The Cardinals wide receiver is either a "couple more days" or "weeks" of mulling away, according to an interview with the team's official site on Tuesday.
As NFL Network Insider Ian Rapoport noted this week, Fitzgerald's future could be tied to the plans of quarterback Carson Palmer, who is also in the process of deciding what to do. "He's tired, worn down and trying to see how his body responds," as Rapoport put it. The tangled web puts the future of the franchise in question, given how instrumental both are to the success of Bruce Arians' offense.
Arians, who was alongside Fitzgerald at the Waste Management Open, sounded positive that both would be back but had nothing official.
"It's up to them," Arians said. "I feel comfortable with where they are at and what's going to happen. Like everyone, I have my fingers crossed. I think when the juices start flowing and the injuries go away, they'll come back. But there is nothing to confirm yet."
Fitzgerald has the chance to go out on top. Over the past two seasons, he's caught 216 passes for 2,238 yards and 15 touchdowns. His 107 catches and 1,023 yards in 2016 qualified as one of his better seasons, leading the league in catches and finishing 20th in total yards. Without him and recently-released wideout Michael Floyd, Arizona's offense would be absent some serious firepower.

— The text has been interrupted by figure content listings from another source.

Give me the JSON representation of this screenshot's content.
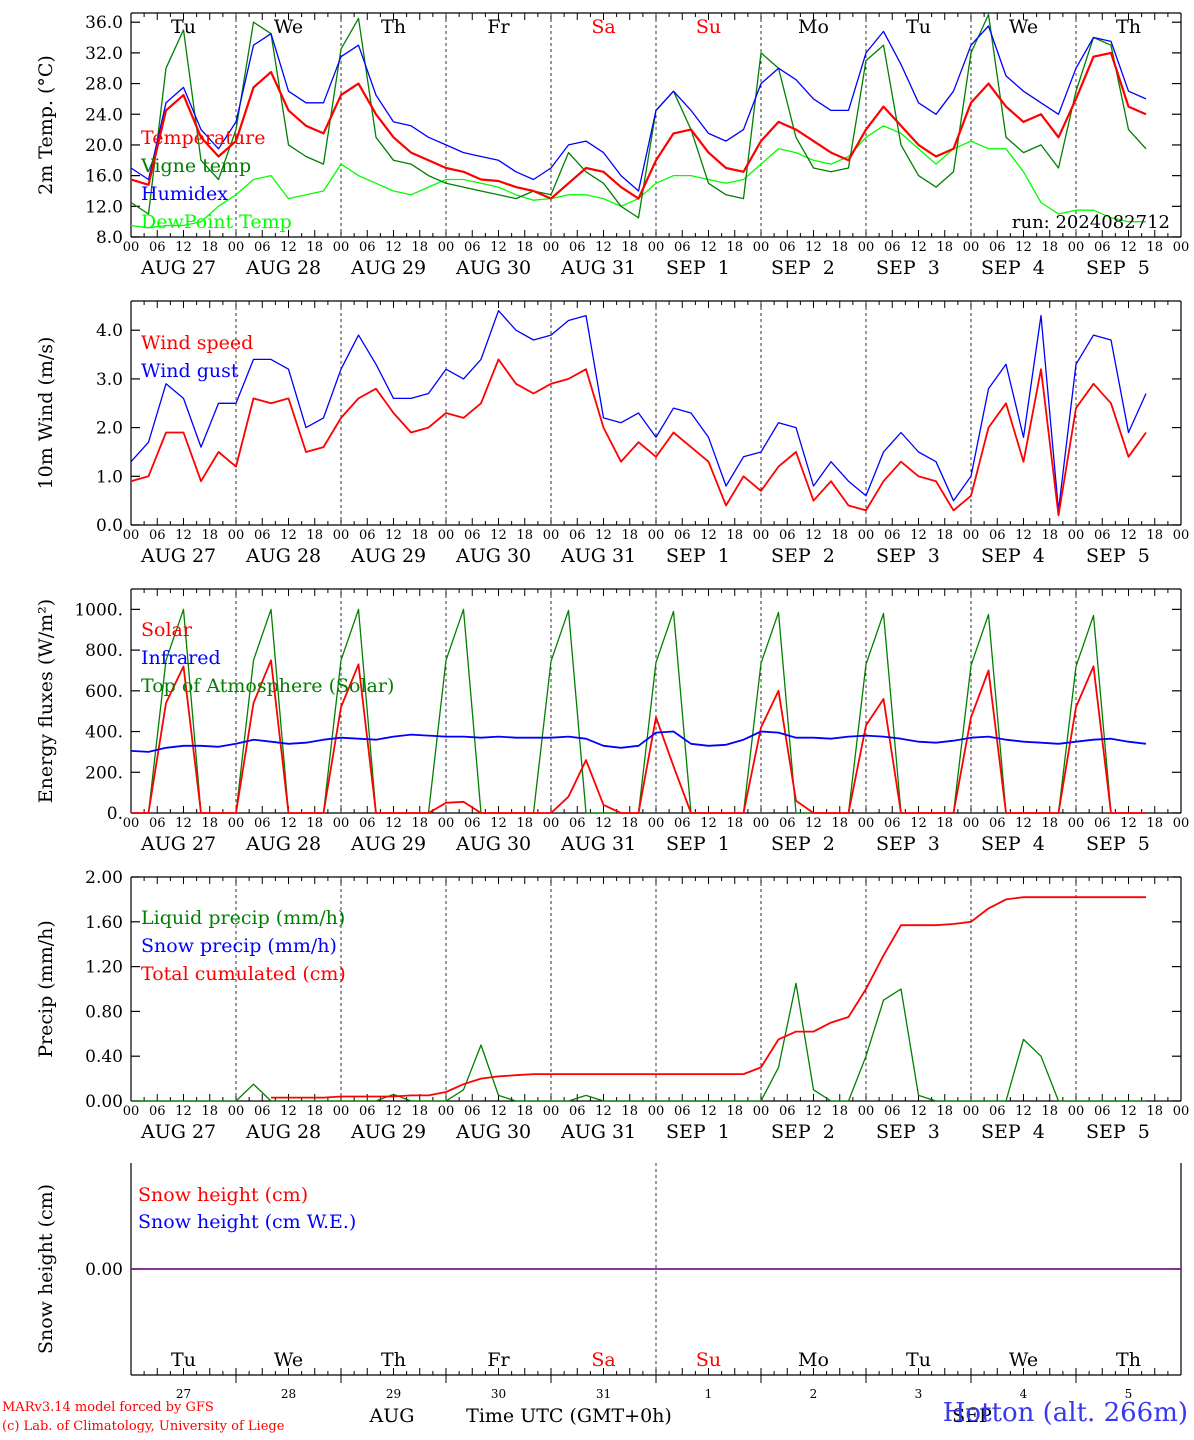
{
  "chart_data": [
    {
      "type": "line",
      "ylabel": "2m Temp. (°C)",
      "ylim": [
        8,
        37.2
      ],
      "yticks": [
        "8.0",
        "12.0",
        "16.0",
        "20.0",
        "24.0",
        "28.0",
        "32.0",
        "36.0"
      ],
      "hours_start": "2024-08-27 00 UTC",
      "x_step_hours": 6,
      "annotation": "run: 2024082712",
      "series": [
        {
          "name": "Temperature",
          "color": "#ff0000",
          "values": [
            15.5,
            14.8,
            24.5,
            26.5,
            21.0,
            18.5,
            20.5,
            27.5,
            29.5,
            24.5,
            22.5,
            21.5,
            26.5,
            28.0,
            24.0,
            21.0,
            19.0,
            18.0,
            17.0,
            16.5,
            15.5,
            15.3,
            14.5,
            14.0,
            13.0,
            15.0,
            17.0,
            16.5,
            14.5,
            13.0,
            18.0,
            21.5,
            22.0,
            19.0,
            17.0,
            16.5,
            20.5,
            23.0,
            22.0,
            20.5,
            19.0,
            18.0,
            22.0,
            25.0,
            22.5,
            20.0,
            18.5,
            19.5,
            25.5,
            28.0,
            25.0,
            23.0,
            24.0,
            21.0,
            26.0,
            31.5,
            32.0,
            25.0,
            24.0
          ]
        },
        {
          "name": "Vigne temp",
          "color": "#008000",
          "values": [
            12.5,
            11.0,
            30.0,
            35.0,
            18.0,
            15.5,
            22.0,
            36.0,
            34.5,
            20.0,
            18.5,
            17.5,
            32.5,
            36.5,
            21.0,
            18.0,
            17.5,
            16.0,
            15.0,
            14.5,
            14.0,
            13.5,
            13.0,
            14.0,
            13.5,
            19.0,
            16.5,
            15.0,
            12.0,
            10.5,
            24.5,
            27.0,
            22.0,
            15.0,
            13.5,
            13.0,
            32.0,
            30.0,
            21.0,
            17.0,
            16.5,
            17.0,
            31.0,
            33.0,
            20.0,
            16.0,
            14.5,
            16.5,
            32.0,
            37.0,
            21.0,
            19.0,
            20.0,
            17.0,
            27.0,
            34.0,
            33.0,
            22.0,
            19.5
          ]
        },
        {
          "name": "Humidex",
          "color": "#0000ff",
          "values": [
            17.0,
            15.5,
            25.5,
            27.5,
            22.0,
            19.5,
            23.0,
            33.0,
            34.5,
            27.0,
            25.5,
            25.5,
            31.5,
            33.0,
            26.5,
            23.0,
            22.5,
            21.0,
            20.0,
            19.0,
            18.5,
            18.0,
            16.5,
            15.5,
            17.0,
            20.0,
            20.5,
            19.0,
            16.0,
            14.0,
            24.5,
            27.0,
            24.5,
            21.5,
            20.5,
            22.0,
            28.0,
            30.0,
            28.5,
            26.0,
            24.5,
            24.5,
            32.0,
            34.8,
            30.5,
            25.5,
            24.0,
            27.0,
            33.0,
            35.5,
            29.0,
            27.0,
            25.5,
            24.0,
            30.0,
            34.0,
            33.5,
            27.0,
            26.0
          ]
        },
        {
          "name": "DewPoint Temp",
          "color": "#00ff00",
          "values": [
            9.5,
            9.2,
            9.5,
            9.5,
            10.0,
            12.0,
            13.5,
            15.5,
            16.0,
            13.0,
            13.5,
            14.0,
            17.5,
            16.0,
            15.0,
            14.0,
            13.5,
            14.5,
            15.5,
            15.5,
            15.0,
            14.5,
            13.5,
            12.8,
            13.0,
            13.5,
            13.5,
            13.0,
            12.0,
            13.0,
            15.0,
            16.0,
            16.0,
            15.5,
            15.0,
            15.5,
            17.5,
            19.5,
            19.0,
            18.0,
            17.5,
            18.5,
            21.0,
            22.5,
            21.5,
            19.5,
            17.5,
            19.5,
            20.5,
            19.5,
            19.5,
            16.5,
            12.5,
            11.0,
            11.5,
            11.5,
            10.5,
            10.0,
            10.0
          ]
        }
      ]
    },
    {
      "type": "line",
      "ylabel": "10m Wind (m/s)",
      "ylim": [
        0,
        4.6
      ],
      "yticks": [
        "0.0",
        "1.0",
        "2.0",
        "3.0",
        "4.0"
      ],
      "series": [
        {
          "name": "Wind speed",
          "color": "#ff0000",
          "values": [
            0.9,
            1.0,
            1.9,
            1.9,
            0.9,
            1.5,
            1.2,
            2.6,
            2.5,
            2.6,
            1.5,
            1.6,
            2.2,
            2.6,
            2.8,
            2.3,
            1.9,
            2.0,
            2.3,
            2.2,
            2.5,
            3.4,
            2.9,
            2.7,
            2.9,
            3.0,
            3.2,
            2.0,
            1.3,
            1.7,
            1.4,
            1.9,
            1.6,
            1.3,
            0.4,
            1.0,
            0.7,
            1.2,
            1.5,
            0.5,
            0.9,
            0.4,
            0.3,
            0.9,
            1.3,
            1.0,
            0.9,
            0.3,
            0.6,
            2.0,
            2.5,
            1.3,
            3.2,
            0.2,
            2.4,
            2.9,
            2.5,
            1.4,
            1.9
          ]
        },
        {
          "name": "Wind gust",
          "color": "#0000ff",
          "values": [
            1.3,
            1.7,
            2.9,
            2.6,
            1.6,
            2.5,
            2.5,
            3.4,
            3.4,
            3.2,
            2.0,
            2.2,
            3.2,
            3.9,
            3.3,
            2.6,
            2.6,
            2.7,
            3.2,
            3.0,
            3.4,
            4.4,
            4.0,
            3.8,
            3.9,
            4.2,
            4.3,
            2.2,
            2.1,
            2.3,
            1.8,
            2.4,
            2.3,
            1.8,
            0.8,
            1.4,
            1.5,
            2.1,
            2.0,
            0.8,
            1.3,
            0.9,
            0.6,
            1.5,
            1.9,
            1.5,
            1.3,
            0.5,
            1.0,
            2.8,
            3.3,
            1.8,
            4.3,
            0.3,
            3.3,
            3.9,
            3.8,
            1.9,
            2.7
          ]
        }
      ]
    },
    {
      "type": "line",
      "ylabel": "Energy fluxes (W/m²)",
      "ylim": [
        0,
        1100
      ],
      "yticks": [
        "0.",
        "200.",
        "400.",
        "600.",
        "800.",
        "1000."
      ],
      "series": [
        {
          "name": "Solar",
          "color": "#ff0000",
          "values": [
            0,
            0,
            540,
            720,
            0,
            0,
            0,
            540,
            750,
            0,
            0,
            0,
            520,
            730,
            0,
            0,
            0,
            0,
            50,
            55,
            0,
            0,
            0,
            0,
            0,
            80,
            260,
            40,
            0,
            0,
            470,
            230,
            0,
            0,
            0,
            0,
            420,
            600,
            60,
            0,
            0,
            0,
            430,
            560,
            0,
            0,
            0,
            0,
            470,
            700,
            0,
            0,
            0,
            0,
            520,
            720,
            0,
            0,
            0
          ]
        },
        {
          "name": "Infrared",
          "color": "#0000ff",
          "values": [
            305,
            300,
            320,
            330,
            330,
            325,
            340,
            360,
            350,
            340,
            345,
            360,
            370,
            365,
            360,
            375,
            385,
            380,
            375,
            375,
            370,
            375,
            370,
            370,
            370,
            375,
            365,
            330,
            320,
            330,
            395,
            400,
            340,
            330,
            335,
            360,
            400,
            395,
            370,
            370,
            365,
            375,
            380,
            375,
            365,
            350,
            345,
            355,
            370,
            375,
            360,
            350,
            345,
            340,
            350,
            360,
            365,
            350,
            340
          ]
        },
        {
          "name": "Top of Atmosphere (Solar)",
          "color": "#008000",
          "values": [
            0,
            0,
            750,
            1000,
            0,
            0,
            0,
            750,
            1000,
            0,
            0,
            0,
            750,
            1000,
            0,
            0,
            0,
            0,
            750,
            1000,
            0,
            0,
            0,
            0,
            745,
            995,
            0,
            0,
            0,
            0,
            740,
            990,
            0,
            0,
            0,
            0,
            735,
            985,
            0,
            0,
            0,
            0,
            730,
            980,
            0,
            0,
            0,
            0,
            725,
            975,
            0,
            0,
            0,
            0,
            720,
            970,
            0,
            0,
            0
          ]
        }
      ]
    },
    {
      "type": "line",
      "ylabel": "Precip (mm/h)",
      "ylim": [
        0,
        2.0
      ],
      "yticks": [
        "0.00",
        "0.40",
        "0.80",
        "1.20",
        "1.60",
        "2.00"
      ],
      "series": [
        {
          "name": "Liquid precip (mm/h)",
          "color": "#008000",
          "values": [
            0,
            0,
            0,
            0,
            0,
            0,
            0,
            0.15,
            0,
            0,
            0,
            0,
            0,
            0,
            0,
            0.06,
            0,
            0,
            0,
            0.1,
            0.5,
            0.05,
            0,
            0,
            0,
            0,
            0.05,
            0,
            0,
            0,
            0,
            0,
            0,
            0,
            0,
            0,
            0,
            0.3,
            1.05,
            0.1,
            0,
            0,
            0.4,
            0.9,
            1.0,
            0.05,
            0,
            0,
            0,
            0,
            0,
            0.55,
            0.4,
            0,
            0,
            0,
            0,
            0,
            0
          ]
        },
        {
          "name": "Snow precip (mm/h)",
          "color": "#0000ff",
          "values": [
            0,
            0,
            0,
            0,
            0,
            0,
            0,
            0,
            0,
            0,
            0,
            0,
            0,
            0,
            0,
            0,
            0,
            0,
            0,
            0,
            0,
            0,
            0,
            0,
            0,
            0,
            0,
            0,
            0,
            0,
            0,
            0,
            0,
            0,
            0,
            0,
            0,
            0,
            0,
            0,
            0,
            0,
            0,
            0,
            0,
            0,
            0,
            0,
            0,
            0,
            0,
            0,
            0,
            0,
            0,
            0,
            0,
            0,
            0
          ]
        },
        {
          "name": "Total cumulated (cm)",
          "color": "#ff0000",
          "values": [
            null,
            null,
            null,
            null,
            null,
            null,
            null,
            null,
            0.03,
            0.03,
            0.03,
            0.03,
            0.04,
            0.04,
            0.04,
            0.04,
            0.05,
            0.05,
            0.08,
            0.15,
            0.2,
            0.22,
            0.23,
            0.24,
            0.24,
            0.24,
            0.24,
            0.24,
            0.24,
            0.24,
            0.24,
            0.24,
            0.24,
            0.24,
            0.24,
            0.24,
            0.3,
            0.55,
            0.62,
            0.62,
            0.7,
            0.75,
            1.0,
            1.3,
            1.57,
            1.57,
            1.57,
            1.58,
            1.6,
            1.72,
            1.8,
            1.82,
            1.82,
            1.82,
            1.82,
            1.82,
            1.82,
            1.82,
            1.82
          ]
        }
      ]
    },
    {
      "type": "line",
      "ylabel": "Snow height (cm)",
      "ylim": [
        -1,
        1
      ],
      "yticks": [
        "0.00"
      ],
      "series": [
        {
          "name": "Snow height (cm)",
          "color": "#ff0000",
          "values": [
            0,
            0
          ]
        },
        {
          "name": "Snow height (cm W.E.)",
          "color": "#0000ff",
          "values": [
            0,
            0
          ]
        }
      ]
    }
  ],
  "hour_labels": [
    "00",
    "06",
    "12",
    "18"
  ],
  "date_labels": [
    "AUG 27",
    "AUG 28",
    "AUG 29",
    "AUG 30",
    "AUG 31",
    "SEP  1",
    "SEP  2",
    "SEP  3",
    "SEP  4",
    "SEP  5"
  ],
  "day_names": [
    {
      "text": "Tu",
      "color": "#000000"
    },
    {
      "text": "We",
      "color": "#000000"
    },
    {
      "text": "Th",
      "color": "#000000"
    },
    {
      "text": "Fr",
      "color": "#000000"
    },
    {
      "text": "Sa",
      "color": "#ff0000"
    },
    {
      "text": "Su",
      "color": "#ff0000"
    },
    {
      "text": "Mo",
      "color": "#000000"
    },
    {
      "text": "Tu",
      "color": "#000000"
    },
    {
      "text": "We",
      "color": "#000000"
    },
    {
      "text": "Th",
      "color": "#000000"
    }
  ],
  "day_numbers": [
    "27",
    "28",
    "29",
    "30",
    "31",
    "1",
    "2",
    "3",
    "4",
    "5"
  ],
  "bottom": {
    "month_aug": "AUG",
    "month_sep": "SEP",
    "axis_title": "Time UTC (GMT+0h)",
    "credit_line1": "MARv3.14 model forced by GFS",
    "credit_line2": "(c) Lab. of Climatology, University of Liege",
    "station": "Hotton (alt. 266m)"
  }
}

While Arians might be able to overcome the loss, there is no doubt Fitzgerald is being smart about the situation. His relationship with Palmer will be almost impossible to replicate with another quarterback and he risks playing his final season in a bit of a rebuilding project depending on how the team is put together. Having one of the brightest offensive players in football at running back helps, but Fitzgerald will need far more to sway him. At 33 going on 34, it has to be worth it.